朝7時ごろから、倒壊した家々が次々に現れた。崩れて腰くらいの高さになった屋根に雪がつもっていて、「そうあるもの」みたいになっていた。昔その家があったときの景色を自分が知らないこと、想像しきれないこと。
海岸線に登る朝日はガラスの鏡面みたいになった日本海に反射して凄まじく美しかった。「ほら、テトラポットの色が違うでしょう、あそこは海だったんだよ」ドライバーさんがいう。一帯が隆起して、地形そのものが変ってしまっていた。
色とりどりのぶいが浮かんでいて、綺麗だと思っていたら、「カキがめっちゃ美味しいんですよ」と同乗者がいって、それがカキ漁のものであることを知る。「全滅だけどな」地元のドライバーが明るめの声でいう。

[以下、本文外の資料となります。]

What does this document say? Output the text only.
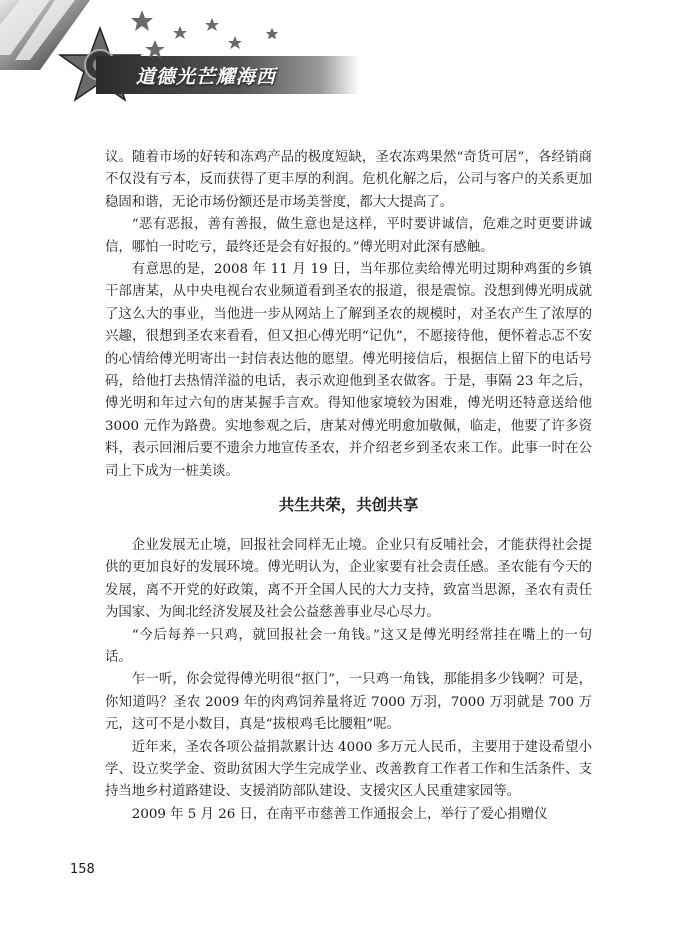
道德光芒耀海西

议。随着市场的好转和冻鸡产品的极度短缺，圣农冻鸡果然“奇货可居”，各经销商不仅没有亏本，反而获得了更丰厚的利润。危机化解之后，公司与客户的关系更加稳固和谐，无论市场份额还是市场美誉度，都大大提高了。

“恶有恶报，善有善报，做生意也是这样，平时要讲诚信，危难之时更要讲诚信，哪怕一时吃亏，最终还是会有好报的。”傅光明对此深有感触。

有意思的是，2008 年 11 月 19 日，当年那位卖给傅光明过期种鸡蛋的乡镇干部唐某，从中央电视台农业频道看到圣农的报道，很是震惊。没想到傅光明成就了这么大的事业，当他进一步从网站上了解到圣农的规模时，对圣农产生了浓厚的兴趣，很想到圣农来看看，但又担心傅光明“记仇”，不愿接待他，便怀着忐忑不安的心情给傅光明寄出一封信表达他的愿望。傅光明接信后，根据信上留下的电话号码，给他打去热情洋溢的电话，表示欢迎他到圣农做客。于是，事隔 23 年之后，傅光明和年过六旬的唐某握手言欢。得知他家境较为困难，傅光明还特意送给他 3000 元作为路费。实地参观之后，唐某对傅光明愈加敬佩，临走，他要了许多资料，表示回湘后要不遗余力地宣传圣农，并介绍老乡到圣农来工作。此事一时在公司上下成为一桩美谈。

共生共荣，共创共享

企业发展无止境，回报社会同样无止境。企业只有反哺社会，才能获得社会提供的更加良好的发展环境。傅光明认为，企业家要有社会责任感。圣农能有今天的发展，离不开党的好政策，离不开全国人民的大力支持，致富当思源，圣农有责任为国家、为闽北经济发展及社会公益慈善事业尽心尽力。

“今后每养一只鸡，就回报社会一角钱。”这又是傅光明经常挂在嘴上的一句话。

乍一听，你会觉得傅光明很“抠门”，一只鸡一角钱，那能捐多少钱啊？可是，你知道吗？圣农 2009 年的肉鸡饲养量将近 7000 万羽，7000 万羽就是 700 万元，这可不是小数目，真是“拔根鸡毛比腰粗”呢。

近年来，圣农各项公益捐款累计达 4000 多万元人民币，主要用于建设希望小学、设立奖学金、资助贫困大学生完成学业、改善教育工作者工作和生活条件、支持当地乡村道路建设、支援消防部队建设、支援灾区人民重建家园等。

2009 年 5 月 26 日，在南平市慈善工作通报会上，举行了爱心捐赠仪

158
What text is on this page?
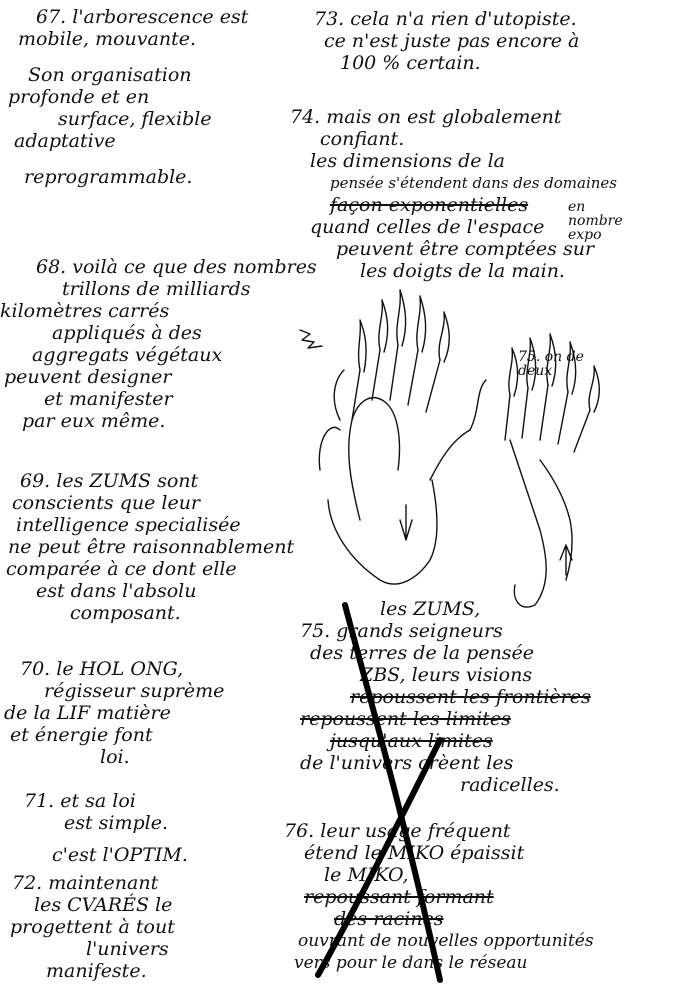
67. l'arborescence est
mobile, mouvante.
Son organisation
profonde et en
surface, flexible
adaptative
reprogrammable.
68. voilà ce que des nombres
trillons de milliards
kilomètres carrés
appliqués à des
aggregats végétaux
peuvent designer
et manifester
par eux même.
69. les ZUMS sont
conscients que leur
intelligence specialisée
ne peut être raisonnablement
comparée à ce dont elle
est dans l'absolu
composant.
70. le HOL ONG,
régisseur suprème
de la LIF matière
et énergie font
loi.
71. et sa loi
est simple.
c'est l'OPTIM.
72. maintenant
les CVARÉS le
progettent à tout
l'univers
manifeste.
73. cela n'a rien d'utopiste.
ce n'est juste pas encore à
100 % certain.
74. mais on est globalement
confiant.
les dimensions de la
pensée s'étendent dans des domaines
façon exponentielles
quand celles de l'espace
peuvent être comptées sur
les doigts de la main.
en nombre expo
75. on de deux
les ZUMS,
75. grands seigneurs
des terres de la pensée
ZBS, leurs visions
repoussent les frontières
repoussent les limites
jusqu'aux limites
de l'univers crèent les
radicelles.
76. leur usage fréquent
étend le MIKO épaissit
le MIKO,
repoussant formant
des racines
ouvrant de nouvelles opportunités
vers pour le dans le réseau
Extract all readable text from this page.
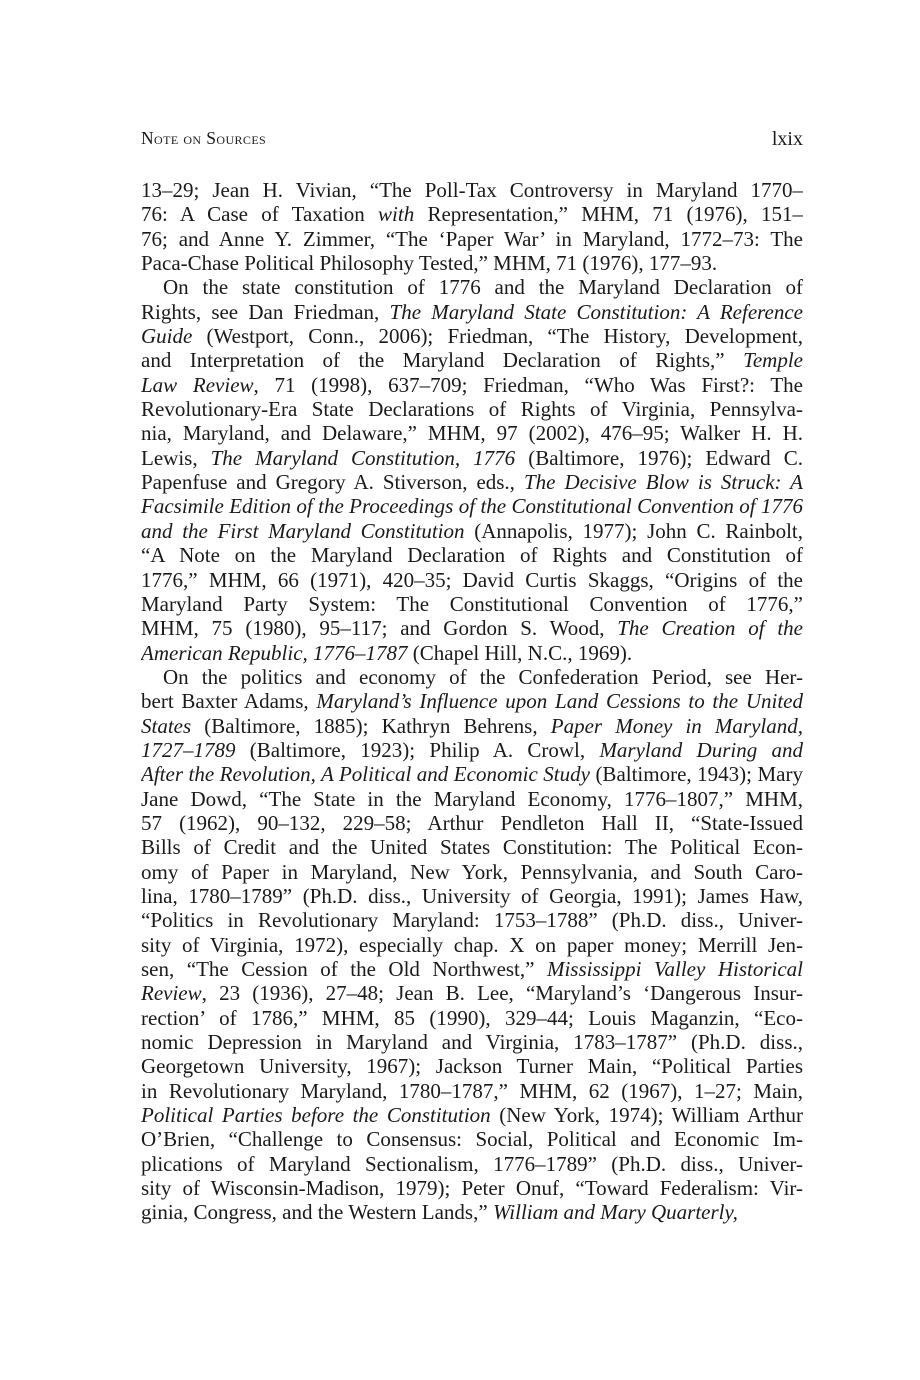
Note on Sources	lxix
13–29; Jean H. Vivian, “The Poll-Tax Controversy in Maryland 1770–
76: A Case of Taxation with Representation,” MHM, 71 (1976), 151–
76; and Anne Y. Zimmer, “The ‘Paper War’ in Maryland, 1772–73: The
Paca-Chase Political Philosophy Tested,” MHM, 71 (1976), 177–93.
On the state constitution of 1776 and the Maryland Declaration of
Rights, see Dan Friedman, The Maryland State Constitution: A Reference
Guide (Westport, Conn., 2006); Friedman, “The History, Development,
and Interpretation of the Maryland Declaration of Rights,” Temple
Law Review, 71 (1998), 637–709; Friedman, “Who Was First?: The
Revolutionary-Era State Declarations of Rights of Virginia, Pennsylva-
nia, Maryland, and Delaware,” MHM, 97 (2002), 476–95; Walker H. H.
Lewis, The Maryland Constitution, 1776 (Baltimore, 1976); Edward C.
Papenfuse and Gregory A. Stiverson, eds., The Decisive Blow is Struck: A
Facsimile Edition of the Proceedings of the Constitutional Convention of 1776
and the First Maryland Constitution (Annapolis, 1977); John C. Rainbolt,
“A Note on the Maryland Declaration of Rights and Constitution of
1776,” MHM, 66 (1971), 420–35; David Curtis Skaggs, “Origins of the
Maryland Party System: The Constitutional Convention of 1776,”
MHM, 75 (1980), 95–117; and Gordon S. Wood, The Creation of the
American Republic, 1776–1787 (Chapel Hill, N.C., 1969).
On the politics and economy of the Confederation Period, see Her-
bert Baxter Adams, Maryland’s Influence upon Land Cessions to the United
States (Baltimore, 1885); Kathryn Behrens, Paper Money in Maryland,
1727–1789 (Baltimore, 1923); Philip A. Crowl, Maryland During and
After the Revolution, A Political and Economic Study (Baltimore, 1943); Mary
Jane Dowd, “The State in the Maryland Economy, 1776–1807,” MHM,
57 (1962), 90–132, 229–58; Arthur Pendleton Hall II, “State-Issued
Bills of Credit and the United States Constitution: The Political Econ-
omy of Paper in Maryland, New York, Pennsylvania, and South Caro-
lina, 1780–1789” (Ph.D. diss., University of Georgia, 1991); James Haw,
“Politics in Revolutionary Maryland: 1753–1788” (Ph.D. diss., Univer-
sity of Virginia, 1972), especially chap. X on paper money; Merrill Jen-
sen, “The Cession of the Old Northwest,” Mississippi Valley Historical
Review, 23 (1936), 27–48; Jean B. Lee, “Maryland’s ‘Dangerous Insur-
rection’ of 1786,” MHM, 85 (1990), 329–44; Louis Maganzin, “Eco-
nomic Depression in Maryland and Virginia, 1783–1787” (Ph.D. diss.,
Georgetown University, 1967); Jackson Turner Main, “Political Parties
in Revolutionary Maryland, 1780–1787,” MHM, 62 (1967), 1–27; Main,
Political Parties before the Constitution (New York, 1974); William Arthur
O’Brien, “Challenge to Consensus: Social, Political and Economic Im-
plications of Maryland Sectionalism, 1776–1789” (Ph.D. diss., Univer-
sity of Wisconsin-Madison, 1979); Peter Onuf, “Toward Federalism: Vir-
ginia, Congress, and the Western Lands,” William and Mary Quarterly,
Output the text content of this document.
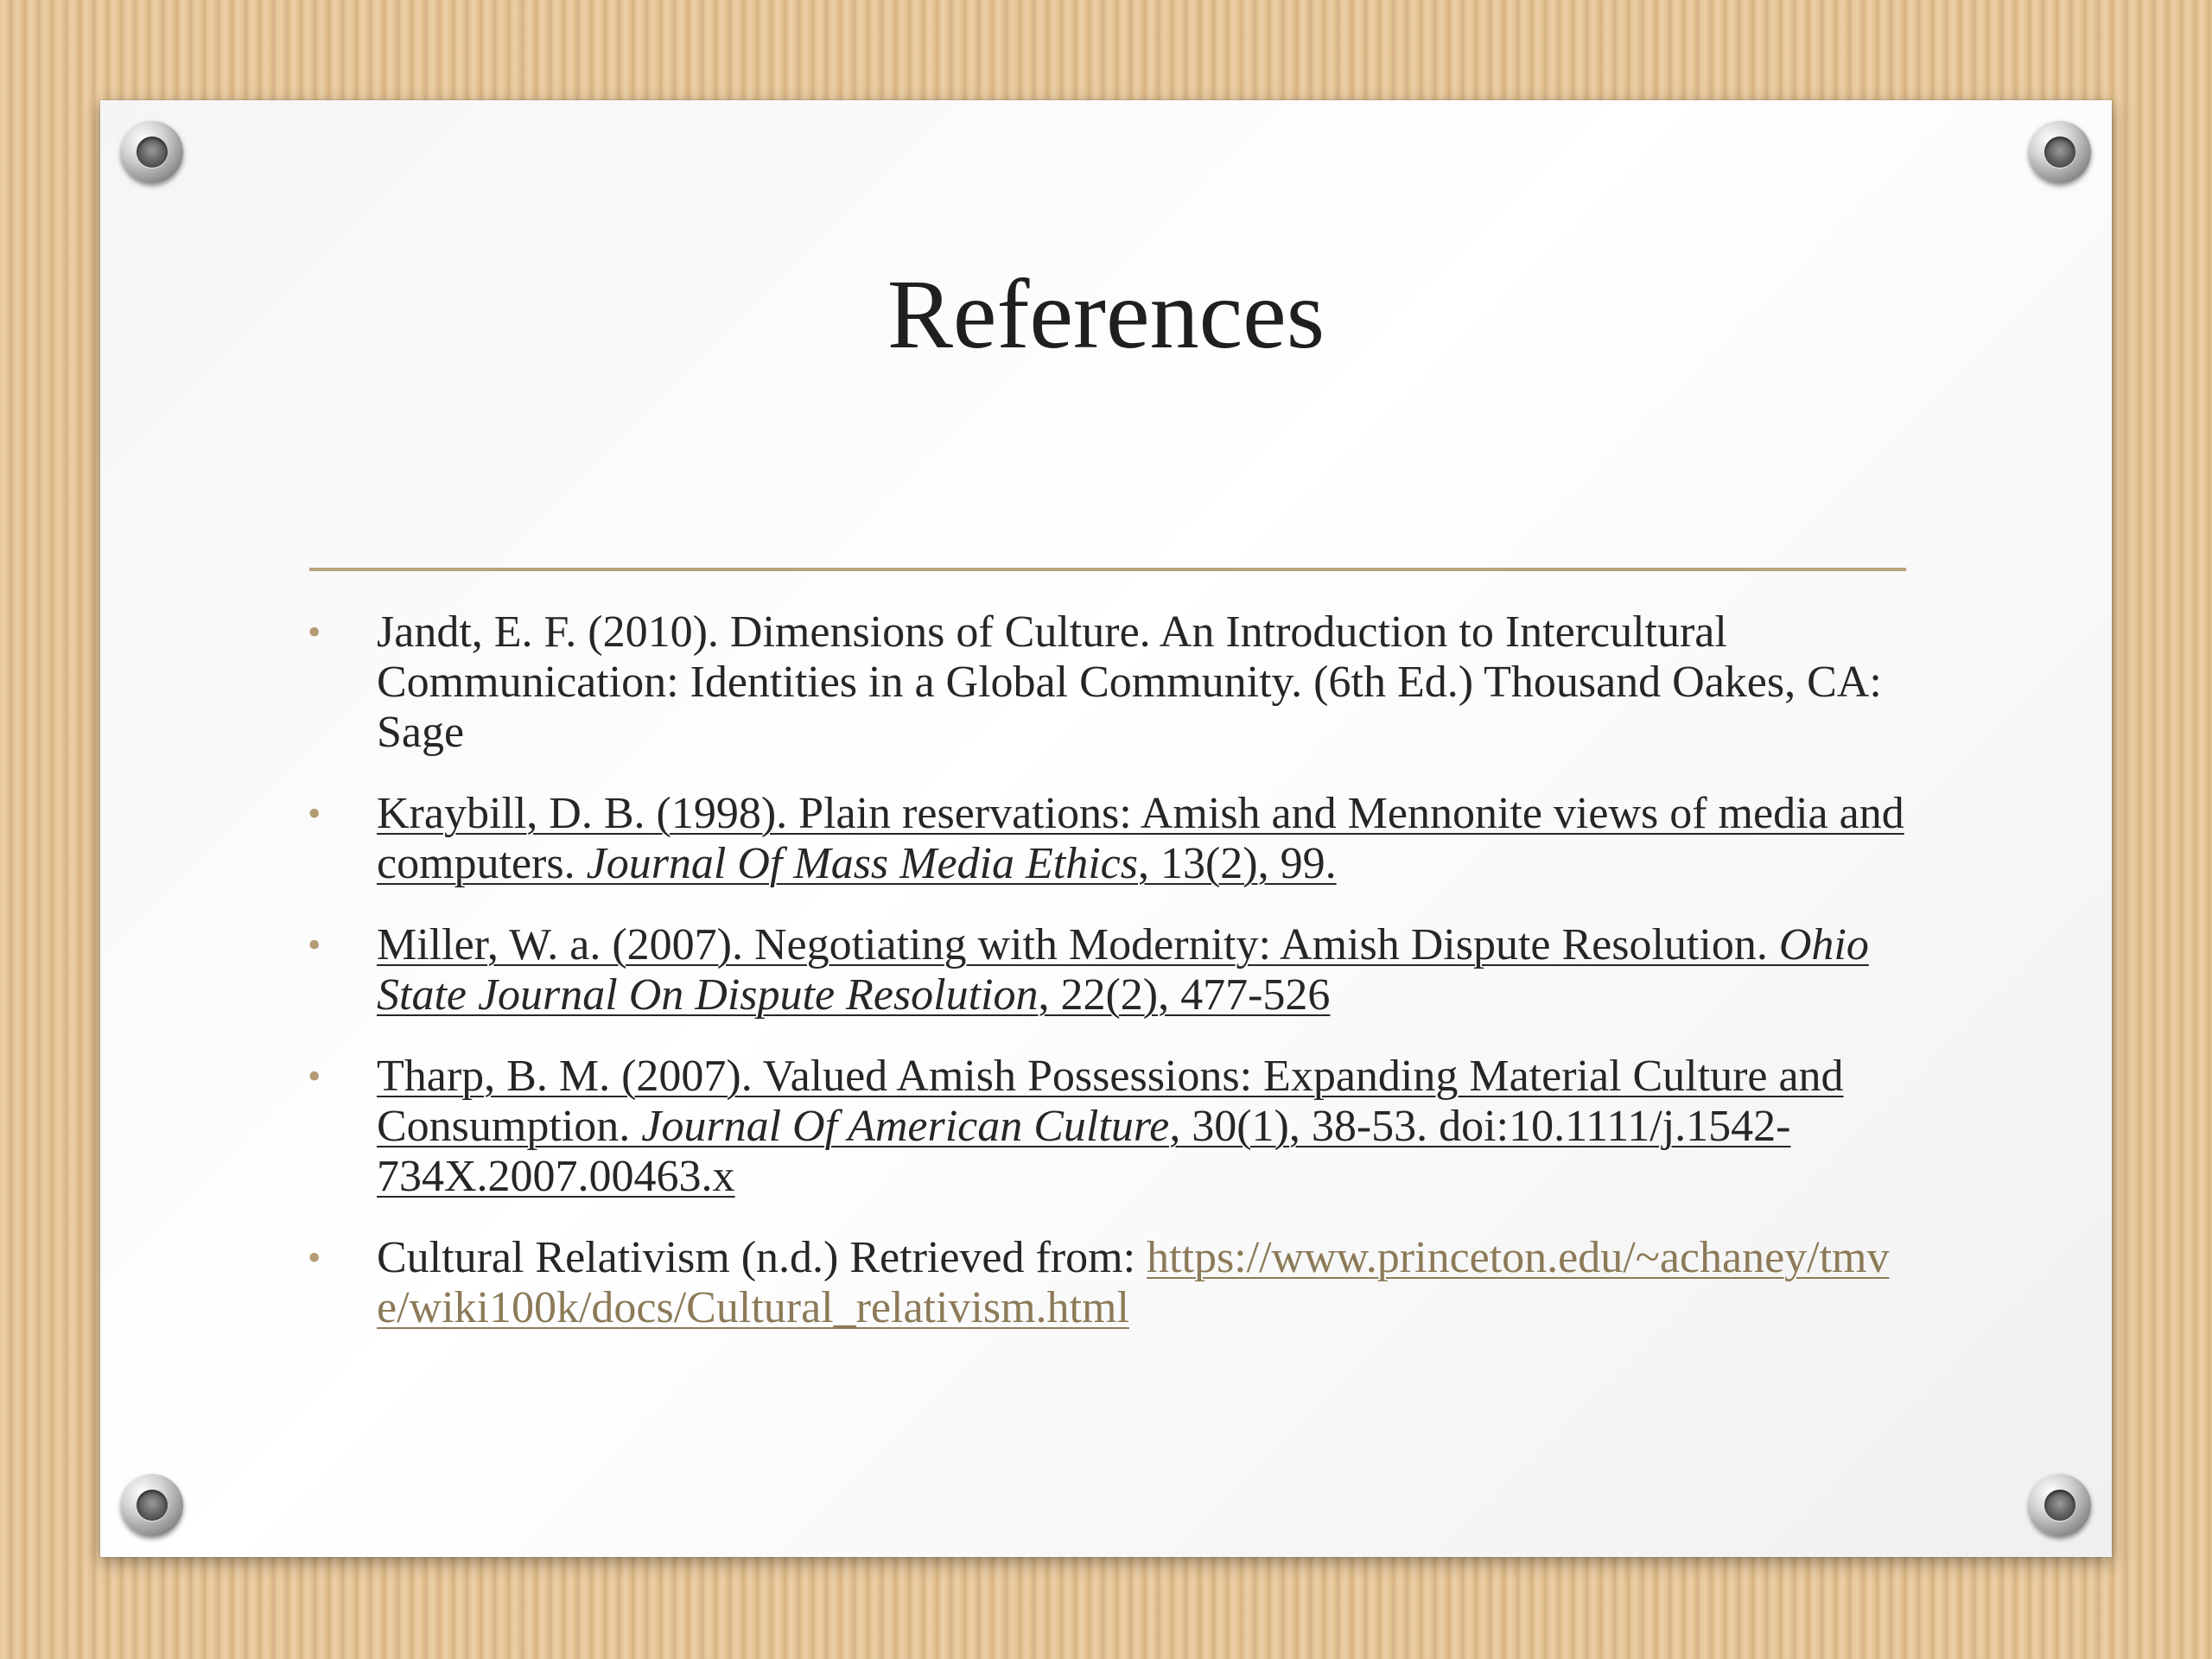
References
•	Jandt, E. F. (2010). Dimensions of Culture. An Introduction to Intercultural Communication: Identities in a Global Community. (6th Ed.) Thousand Oakes, CA: Sage
•	Kraybill, D. B. (1998). Plain reservations: Amish and Mennonite views of media and computers. Journal Of Mass Media Ethics, 13(2), 99.
•	Miller, W. a. (2007). Negotiating with Modernity: Amish Dispute Resolution. Ohio State Journal On Dispute Resolution, 22(2), 477-526
•	Tharp, B. M. (2007). Valued Amish Possessions: Expanding Material Culture and Consumption. Journal Of American Culture, 30(1), 38-53. doi:10.1111/j.1542-734X.2007.00463.x
•	Cultural Relativism (n.d.) Retrieved from: https://www.princeton.edu/~achaney/tmve/wiki100k/docs/Cultural_relativism.html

その光景をぼーっと眺める。
帰り、海岸線に透明の糸が引いていて鳥かと思ったら3頭のイルカだった。イルカだ、と思ったけれど、なんだか幻のようで車にのっている誰にも言わなかった。あまりにも美しい場所に、美しいからという理由ではなく、仕事で来ていること。スクリューが海の上にあがって動かなくなった漁船、道路の真ん中までせり出す家々。通れなくなった地面の何十センチも幅のあるひび割れ。

2.4
昼、好きな画家さんが炎上していて、その人に向かって攻撃的な文言を使う人たちにずっと心の中でキレる。全員が全員主観という色眼鏡を持って世界を誤解していること、そのことに無自覚であることの浅ましさ、醜さを思う。これが正しいか分からないけれど、という前提を持つ謙虚さが自分の中に全くない人が、人に自分の主観でしかない正しさを押し付けること、それで多数派を作ることの愚かさに心底腹が立つ。
夜、ホテルのフロントに男たちに混ざって腰の曲がったおばあちゃんがいて、灰色のパーカーを着た40歳くらいの女性が付き添っていた。
「また温泉いこうな」とおばあちゃんはエレベーターの中でも元気そうな声を出していた。二次避難だろう。彼女もまた、あの美しい海と一緒に生活を送っていたのだろう。2人が降りた2階から自分の部屋がある11階までの間に、ふと気が緩んで泣いてしまう。おばあちゃんが何をしたっていうのよ。テレビでよく見るような言葉がどうしても頭に浮かぶ。

2.5
強い雪が降っていた。昼、スタバで豪遊する。仕事を終え、石川にいる仲良しの同期とご飯を食べる。「せやねん、せやねん工藤」「いやせやかて工藤な。同意したらダメじゃん、東と西の対決にならなすぎるだろ」とかくだらないことを言いあいながら、2時ごろまで喋る。

2.6
夜、コインランドリーを待っている間に入ったカフェで、若いカップルが震災が来た日の話をしていた。かなり壮絶だった。そこには日常があり、生活があるという、当たり前のことを、わたしはここに来て、初めて身をもって感じていた。なにが想像力だ、と痛いくらい思う。わたしは何にも分かっていない。それは、ある面で間違いなく残酷なことだ。

2.7
能登半島の、特に被害の大きかった地域にいった。一昨日の夜くだらないことをずっと一緒に言い合っていた同期が、そこで待っていた知り合いをみて、強く抱きしめ「よかったす。生きていて、ニュースみて、やばいんじゃないかって、思って、」と嗚咽しながら泣いた。わたしはすぐ友人から離れて仕事の準備を粛々と進めた。亀裂のある道を注意深く飛び越えながら段取りを整えていく。仕事をしっかりとこなすこと、しっかりと自分の出来ること、自分の来た意味を成し遂げること。そのことだけを考えていなければならない時間だと思った。すぐにでもはち切れそうな感情は、1人になってからホテルで見つめればいいと思った。